The Journal has a few anecdotes from struggling seniors, along with a scattering of charts from a bunch of different sources. But most of the charts don’t directly tell you anything about boomer retirement. I’m here to fill the gap. The following charts come from the Social Security Administration’s MINT model, which is detailed and highly respected. It’s probably the most comprehensive retirement model in existence, and includes virtually every type of income. You can read the whole thing here. All my data comes from Tables A8-1a through A8-12a, starting on page VIII-33. I used these tables because they were the only ones that broke out their figures by decade. Note that the current boomer generation is the one retiring in 2015-25, which I abbreviated to 2015.

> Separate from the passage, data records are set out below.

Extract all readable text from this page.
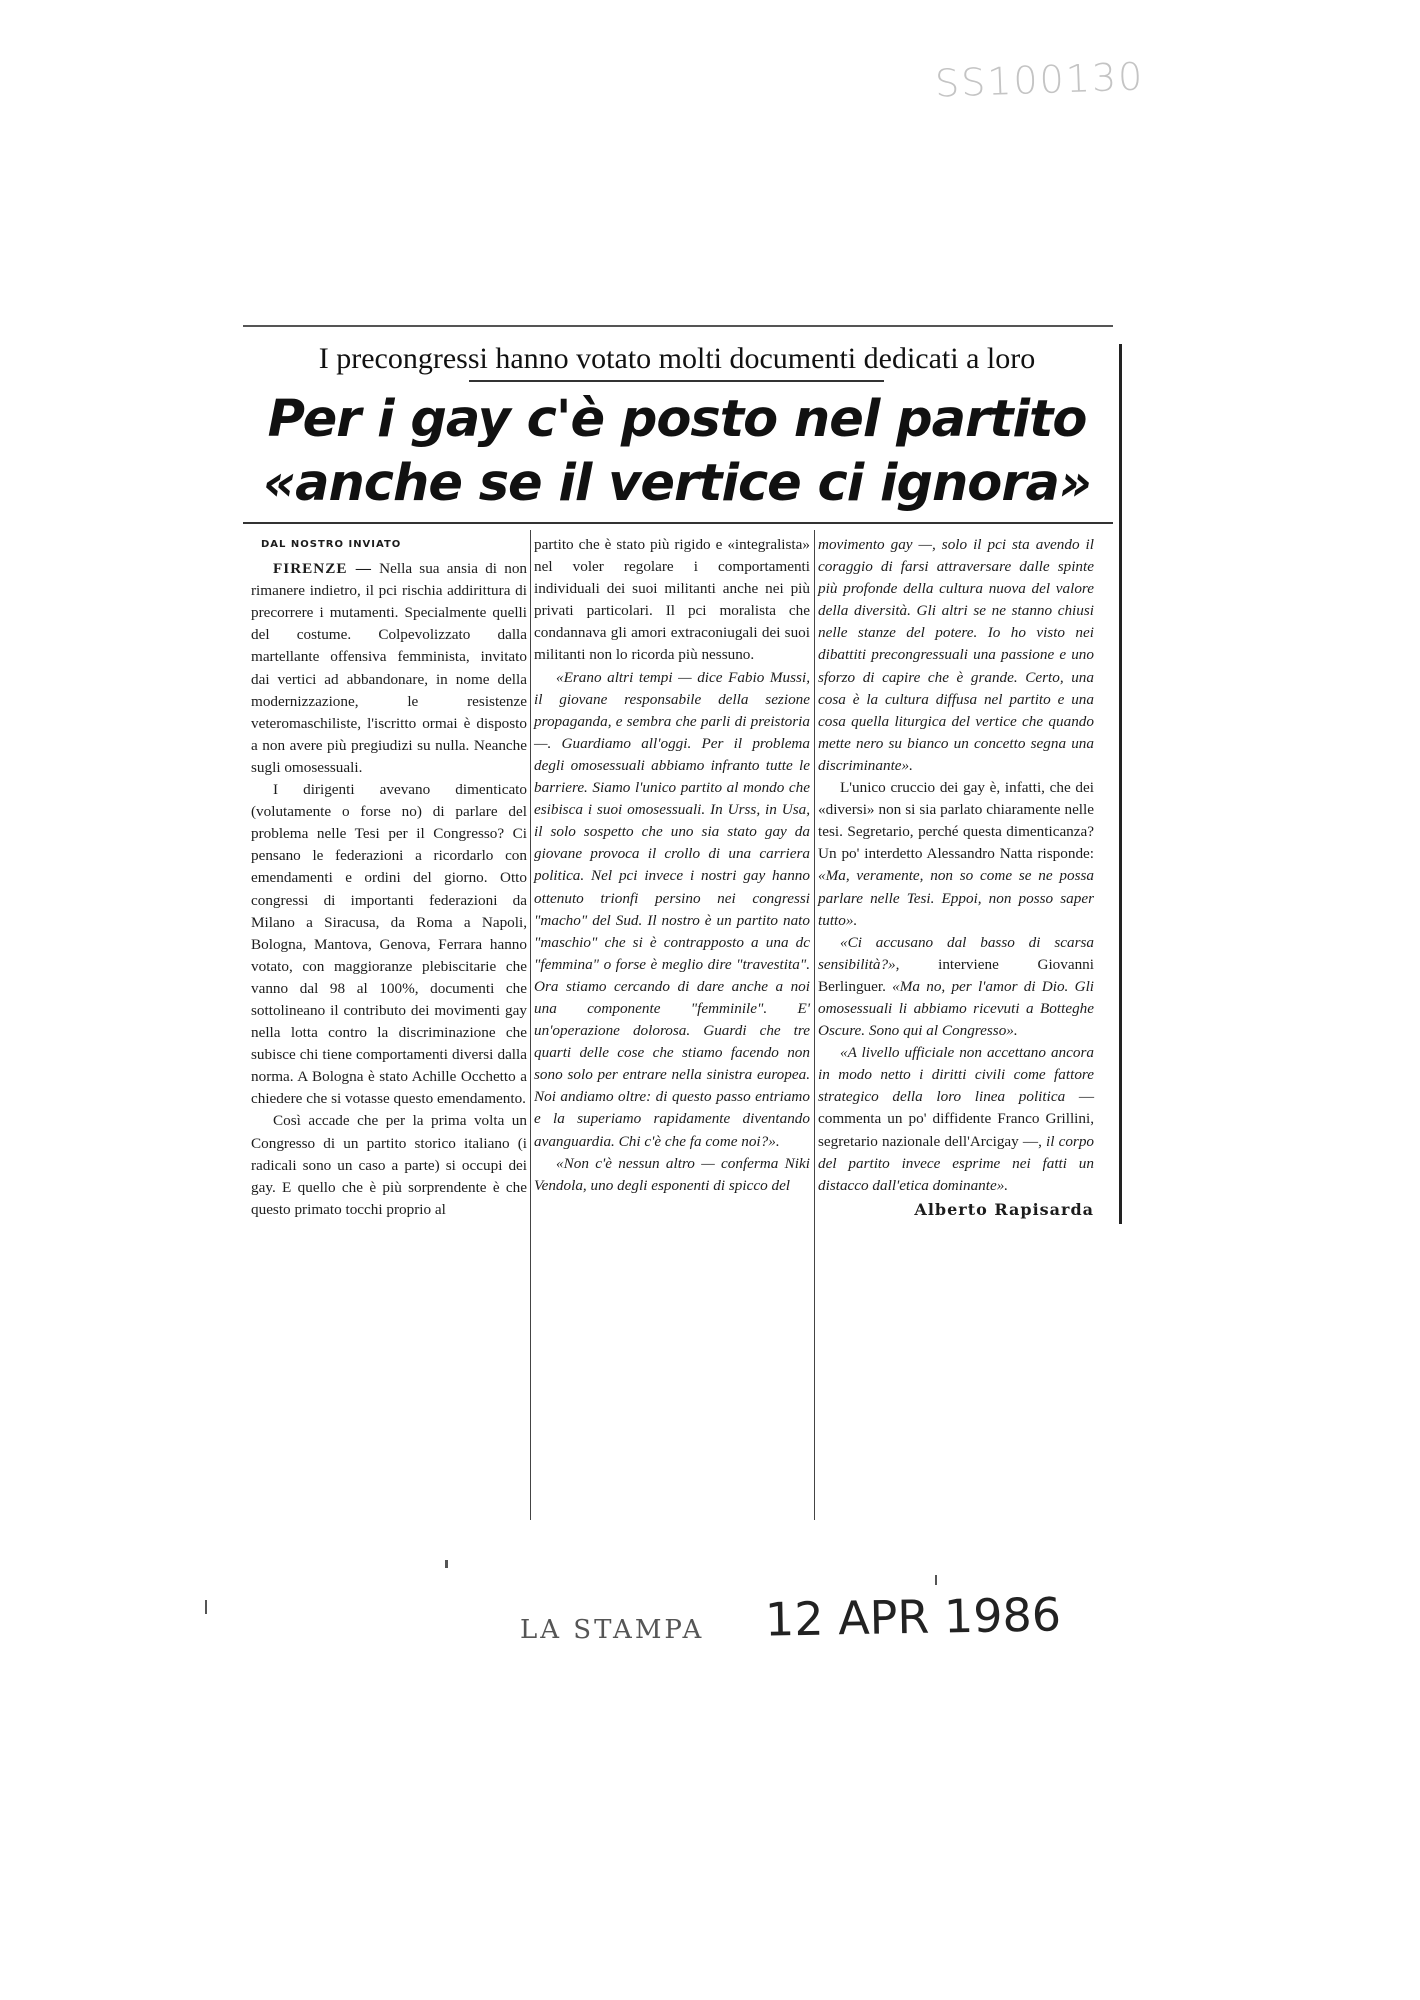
SS100130
I precongressi hanno votato molti documenti dedicati a loro
Per i gay c'è posto nel partito
«anche se il vertice ci ignora»

DAL NOSTRO INVIATO

FIRENZE — Nella sua ansia di non rimanere indietro, il pci rischia addirittura di precorrere i mutamenti. Specialmente quelli del costume. Colpevolizzato dalla martellante offensiva femminista, invitato dai vertici ad abbandonare, in nome della modernizzazione, le resistenze veteromaschiliste, l'iscritto ormai è disposto a non avere più pregiudizi su nulla. Neanche sugli omosessuali.

I dirigenti avevano dimenticato (volutamente o forse no) di parlare del problema nelle Tesi per il Congresso? Ci pensano le federazioni a ricordarlo con emendamenti e ordini del giorno. Otto congressi di importanti federazioni da Milano a Siracusa, da Roma a Napoli, Bologna, Mantova, Genova, Ferrara hanno votato, con maggioranze plebiscitarie che vanno dal 98 al 100%, documenti che sottolineano il contributo dei movimenti gay nella lotta contro la discriminazione che subisce chi tiene comportamenti diversi dalla norma. A Bologna è stato Achille Occhetto a chiedere che si votasse questo emendamento.

Così accade che per la prima volta un Congresso di un partito storico italiano (i radicali sono un caso a parte) si occupi dei gay. E quello che è più sorprendente è che questo primato tocchi proprio al

partito che è stato più rigido e «integralista» nel voler regolare i comportamenti individuali dei suoi militanti anche nei più privati particolari. Il pci moralista che condannava gli amori extraconiugali dei suoi militanti non lo ricorda più nessuno.

«Erano altri tempi — dice Fabio Mussi, il giovane responsabile della sezione propaganda, e sembra che parli di preistoria —. Guardiamo all'oggi. Per il problema degli omosessuali abbiamo infranto tutte le barriere. Siamo l'unico partito al mondo che esibisca i suoi omosessuali. In Urss, in Usa, il solo sospetto che uno sia stato gay da giovane provoca il crollo di una carriera politica. Nel pci invece i nostri gay hanno ottenuto trionfi persino nei congressi "macho" del Sud. Il nostro è un partito nato "maschio" che si è contrapposto a una dc "femmina" o forse è meglio dire "travestita". Ora stiamo cercando di dare anche a noi una componente "femminile". E' un'operazione dolorosa. Guardi che tre quarti delle cose che stiamo facendo non sono solo per entrare nella sinistra europea. Noi andiamo oltre: di questo passo entriamo e la superiamo rapidamente diventando avanguardia. Chi c'è che fa come noi?».

«Non c'è nessun altro — conferma Niki Vendola, uno degli esponenti di spicco del

movimento gay —, solo il pci sta avendo il coraggio di farsi attraversare dalle spinte più profonde della cultura nuova del valore della diversità. Gli altri se ne stanno chiusi nelle stanze del potere. Io ho visto nei dibattiti precongressuali una passione e uno sforzo di capire che è grande. Certo, una cosa è la cultura diffusa nel partito e una cosa quella liturgica del vertice che quando mette nero su bianco un concetto segna una discriminante».

L'unico cruccio dei gay è, infatti, che dei «diversi» non si sia parlato chiaramente nelle tesi. Segretario, perché questa dimenticanza? Un po' interdetto Alessandro Natta risponde: «Ma, veramente, non so come se ne possa parlare nelle Tesi. Eppoi, non posso saper tutto».

«Ci accusano dal basso di scarsa sensibilità?»,	interviene Giovanni Berlinguer. «Ma no, per l'amor di Dio. Gli omosessuali li abbiamo ricevuti a Botteghe Oscure. Sono qui al Congresso».

«A livello ufficiale non accettano ancora in modo netto i diritti civili come fattore strategico della loro linea politica — commenta un po' diffidente Franco Grillini, segretario nazionale dell'Arcigay —, il corpo del partito invece esprime nei fatti un distacco dall'etica dominante».

Alberto Rapisarda
LA STAMPA 12 APR 1986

First off, here’s the MINT projection for the number of people who will retire by age 65:
That looks good for boomers. Next up is the share of seniors drawing disability benefits:
Boomers certainly seem to be getting their share of disability. Next up is the number of seniors covered by private pension plans:
That looks fine too, but of course a pension only matters if it provides a fair amount of money. For some reason, MINT doesn’t model all pension income—probably because we simply don’t have data for old-style defined-benefit pensions—but they do model total financial wealth:
Now, this is an odd chart because it doesn’t include defined-benefit pension plans. However, the decline in DB plans is modest on a per-decade basis, and anyway, we already know from Alicia Munnell herself that total pension wealth has stayed pretty steady over the past 30 years even as defined contribution plans (IRAs, 401(k)s, etc) have supplanted DB plans. So this wealth chart is probably on pretty firm ground. Next up is income:
The news here for future generations isn’t great, but the current crop of boomers is doing pretty well. Their average retirement income is higher than the average income for working-age folks.
Overall, these figures simply don’t paint a grim picture. Boomers on average are doing fine in retirement. That doesn’t mean they’re all doing great, but there’s never been an era when all retirees were doing great.
I’m happy to panic over stuff that deserves panic, but boomer retirement isn’t one of them. The poor, who rely solely on Social Security, ought to get more generous benefits, and everyone ought to be covered for long-term nursing care. But those are specific problems that have been around forever. There’s nothing special about them that affects boomers more than other generations.